Por sua vez, Leonor Gama estranha a atitude do eleito do Bloco. “Estão-nos a prejudicar sem qualquer consciência”, afirma. “Nós começámos a planear isto há cinco anos. Tínhamos uma vida perfeitamente estável”, relata a antiga funcionária de um banco, que só deixou a instituição, juntamente com Luiz, depois de ter encontrado o prédio ideal e já com o processo do hotel bem encaminhado. A indemnização que receberam do banco permitiu-lhes negociar com os inquilinos e preparar o projecto.
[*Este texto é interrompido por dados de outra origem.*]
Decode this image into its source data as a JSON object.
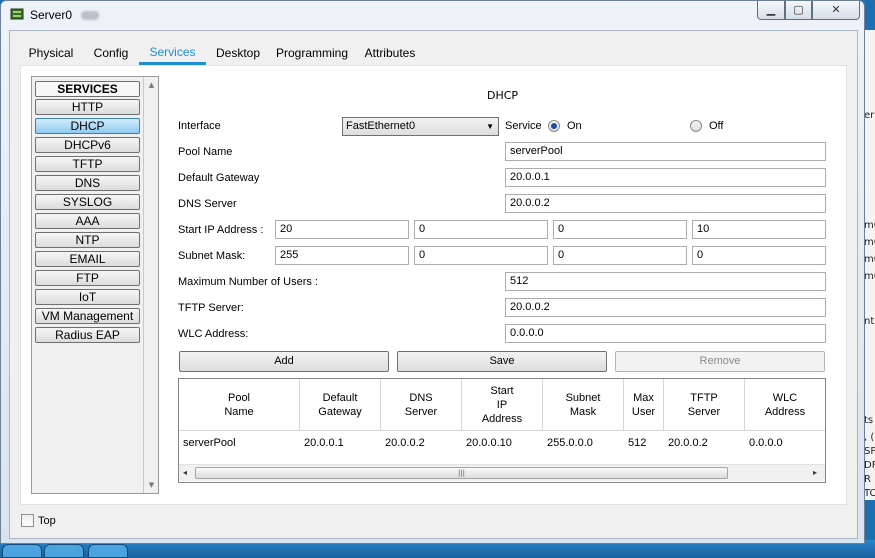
{
  "window": {
    "title": "Server0"
  },
  "tabs": [
    "Physical",
    "Config",
    "Services",
    "Desktop",
    "Programming",
    "Attributes"
  ],
  "active_tab": "Services",
  "services": {
    "header": "SERVICES",
    "items": [
      "HTTP",
      "DHCP",
      "DHCPv6",
      "TFTP",
      "DNS",
      "SYSLOG",
      "AAA",
      "NTP",
      "EMAIL",
      "FTP",
      "IoT",
      "VM Management",
      "Radius EAP"
    ],
    "active": "DHCP"
  },
  "dhcp": {
    "title": "DHCP",
    "interface_label": "Interface",
    "interface_value": "FastEthernet0",
    "service_label": "Service",
    "on_label": "On",
    "off_label": "Off",
    "service_on": true,
    "pool_name_label": "Pool Name",
    "pool_name": "serverPool",
    "gateway_label": "Default Gateway",
    "gateway": "20.0.0.1",
    "dns_label": "DNS Server",
    "dns": "20.0.0.2",
    "start_ip_label": "Start IP Address :",
    "start_ip": [
      "20",
      "0",
      "0",
      "10"
    ],
    "subnet_label": "Subnet Mask:",
    "subnet": [
      "255",
      "0",
      "0",
      "0"
    ],
    "max_users_label": "Maximum Number of Users :",
    "max_users": "512",
    "tftp_label": "TFTP Server:",
    "tftp": "20.0.0.2",
    "wlc_label": "WLC Address:",
    "wlc": "0.0.0.0",
    "buttons": {
      "add": "Add",
      "save": "Save",
      "remove": "Remove"
    }
  },
  "table": {
    "headers": [
      "Pool\nName",
      "Default\nGateway",
      "DNS\nServer",
      "Start\nIP\nAddress",
      "Subnet\nMask",
      "Max\nUser",
      "TFTP\nServer",
      "WLC\nAddress"
    ],
    "rows": [
      [
        "serverPool",
        "20.0.0.1",
        "20.0.0.2",
        "20.0.0.10",
        "255.0.0.0",
        "512",
        "20.0.0.2",
        "0.0.0.0"
      ]
    ]
  },
  "footer": {
    "top_label": "Top",
    "top_checked": false
  },
  "background_fragments": [
    "er",
    "m0",
    "m0",
    "m0",
    "m0",
    "nt",
    "ts",
    ", (",
    "SP",
    "DF",
    "R",
    "TC"
  ],
  "colors": {
    "accent": "#1e90d0",
    "window_frame": "#d9e3ee",
    "active_service": "#8ecbf0"
  }
}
Os trambolhões da história, no entanto, secaram-lhes as economias. “Já estamos nas reservas das reservas”, assume Leonor Gama.
É neste contexto que surge a proposta de permuta, que os dois sócios encaram como a menos má das soluções. “Nós andámos dois anos à procura de um prédio com as características que queríamos”, continua Leonor. Na sua opinião, o imóvel da Rua do Arco da Graça não é tão bom como o da 24 de Julho, que tem um potencial de construção superior e está mais bem localizado. “Estamos a falar de coisas completamente diferentes.” Mas, argumenta, havia que fazer escolhas. Ou aceitavam a troca ou seriam expropriados, o que inevitavelmente acabaria nos tribunais, uma vez que não concordam com a avaliação feita pela autarquia. “Não temos hipóteses nenhumas de esperar mais cinco ou seis anos [por uma decisão judicial]. Nesta altura nós queremos simplesmente uma solução. Vemos isto como uma solução. Não como uma solução ideal, mas uma solução.”
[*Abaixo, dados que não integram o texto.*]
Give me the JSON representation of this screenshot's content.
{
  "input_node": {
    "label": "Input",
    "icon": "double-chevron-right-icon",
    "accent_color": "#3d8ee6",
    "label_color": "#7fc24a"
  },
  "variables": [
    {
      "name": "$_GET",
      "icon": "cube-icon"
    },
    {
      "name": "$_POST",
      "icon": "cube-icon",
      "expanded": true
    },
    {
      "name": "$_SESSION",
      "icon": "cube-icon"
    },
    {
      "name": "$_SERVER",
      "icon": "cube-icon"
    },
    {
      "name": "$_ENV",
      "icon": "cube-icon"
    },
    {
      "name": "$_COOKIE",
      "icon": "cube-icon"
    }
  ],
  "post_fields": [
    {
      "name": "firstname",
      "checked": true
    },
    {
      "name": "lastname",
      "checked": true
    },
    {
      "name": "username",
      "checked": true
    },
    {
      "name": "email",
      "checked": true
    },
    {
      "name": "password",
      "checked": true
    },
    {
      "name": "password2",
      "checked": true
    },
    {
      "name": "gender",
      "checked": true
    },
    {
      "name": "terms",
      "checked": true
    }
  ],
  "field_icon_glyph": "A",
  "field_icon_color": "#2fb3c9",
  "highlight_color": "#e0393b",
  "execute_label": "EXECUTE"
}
Desde Julho de 2015 até hoje passaram quase dois anos em que este assunto se arrastou pelos gabinetes da autarquia e em reuniões para tentar um consenso. “Vimos a nossa vida a andar para trás”, insiste Leonor, que desespera para que a permuta seja finalmente aprovada e o hotel deixe enfim a terra dos sonhos. Ao Bloco de Esquerda deixa um pedido: “Ataquem a câmara em coisas que não afectem a vida das pessoas”.
Convidado pelo PÚBLICO a comentar estas declarações, Ricardo Robles considera que Leonor Gama "tem razão" em queixar-se da actuação da autarquia, mas que isso não pode sobrepor-se à "transparência e interesse público". "Para tentar corrigir um erro da vereação não podemos cometer um segundo erro", diz o deputado municipal. "Quem tem de justificar isto é o presidente da câmara."
É à câmara que Leonor deixa outro pedido: que não demore muito a marcar a escritura da permuta, para evitar mais perdas de tempo e dinheiro. “Nós temos disponibilidade para a fazer logo no dia seguinte”, informa.